After my brief trip into the world of the modern man, I was back outside on the slushy ground but there was a difference. My hands were feeling like the buttocks of Cupid and my feet no longer felt as though they were touching the ground. I was in Back to the Future and on a hover board. It was quite remarkable. Men and Sci-Fi fans of the world, I address you. Be kind to your feet and hands and they may well do things you never thought they could. I felt like a Samsonite suitcase sitting next to a Louis Vuitton nap sack on an airport conveyor belt - Ready for a much more comfortable journey than anyone else.
Walking back to work with neatly preened hands and feet, my mind was thinking clearly. All of a sudden I thought, "Why call work 'work'." That makes it sound strenuous when it really needn't.
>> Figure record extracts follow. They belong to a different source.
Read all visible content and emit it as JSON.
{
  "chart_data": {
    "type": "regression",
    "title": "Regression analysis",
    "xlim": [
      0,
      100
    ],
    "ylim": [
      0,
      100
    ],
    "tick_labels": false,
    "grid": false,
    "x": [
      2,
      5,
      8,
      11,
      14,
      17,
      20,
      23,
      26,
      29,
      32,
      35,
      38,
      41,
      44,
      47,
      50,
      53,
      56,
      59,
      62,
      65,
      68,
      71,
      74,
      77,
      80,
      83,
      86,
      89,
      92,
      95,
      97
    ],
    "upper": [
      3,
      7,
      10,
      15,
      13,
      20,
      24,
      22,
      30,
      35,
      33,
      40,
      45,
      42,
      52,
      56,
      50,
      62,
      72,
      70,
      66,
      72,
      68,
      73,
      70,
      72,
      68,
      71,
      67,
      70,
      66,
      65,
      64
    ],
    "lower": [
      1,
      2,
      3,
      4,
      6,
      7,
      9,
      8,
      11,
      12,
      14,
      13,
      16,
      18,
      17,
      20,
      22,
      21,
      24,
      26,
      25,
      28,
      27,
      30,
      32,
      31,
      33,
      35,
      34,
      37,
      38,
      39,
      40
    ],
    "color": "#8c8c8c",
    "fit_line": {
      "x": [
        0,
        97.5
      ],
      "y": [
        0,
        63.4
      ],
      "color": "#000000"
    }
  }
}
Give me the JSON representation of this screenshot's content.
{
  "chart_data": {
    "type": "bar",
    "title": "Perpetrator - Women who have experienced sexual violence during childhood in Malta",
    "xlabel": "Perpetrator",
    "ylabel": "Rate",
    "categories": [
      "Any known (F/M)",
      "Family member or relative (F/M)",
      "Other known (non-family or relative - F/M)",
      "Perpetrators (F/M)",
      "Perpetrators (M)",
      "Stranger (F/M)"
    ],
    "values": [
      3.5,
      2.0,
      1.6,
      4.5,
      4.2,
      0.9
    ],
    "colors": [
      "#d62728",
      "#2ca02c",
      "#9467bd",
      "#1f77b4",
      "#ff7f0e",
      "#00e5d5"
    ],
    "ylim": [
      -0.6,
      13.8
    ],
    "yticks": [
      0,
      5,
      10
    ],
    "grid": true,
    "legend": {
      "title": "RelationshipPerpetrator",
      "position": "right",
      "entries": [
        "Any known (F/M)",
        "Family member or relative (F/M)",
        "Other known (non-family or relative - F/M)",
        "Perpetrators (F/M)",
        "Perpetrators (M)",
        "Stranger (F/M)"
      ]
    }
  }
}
Why not call it 'money-pleasure generation'? It makes perfect sense. If you do indeed derive pleasure from your work like I do then count this noun in, if not just call it money generation. Sounds way better.
Money generation complete, it was time to go to The Queens Club for the weekly instalment of a bizarre hobby of mine. Rackets; a sport for which I happened to be world ranked, 53 to be exact - more on this in the next instalment. Whilst waiting for the bus from Hampstead due to northern line delays, caused by snow on the underground - I know, didn't make much sense to me either - I was struck by ball of snow. In the face.
Having already felt like an impotent snail earlier in the day, I felt more like that of a slug now, that had just been seasoned with salt. Feeling like a sub par and rapidly eroding Phylum I chased after the ten year old lad, missing the bus, grabbed him by the coat and said: "You'll get knifed around here if you keep doing that! Find some friends or throw them at a wall!"
He went white as the snowball itself, whimpered and sprinted off. As a Hampstead kid he most likely had a double-barrelled name and the likelihood of him getting knifed in this area was probably on the same level as in Cheltenham Spa. Nonetheless I saved the day and prevented further snowball oppression for already stressed TFL users.
Keep on jet-setting, snowball oppressed or not.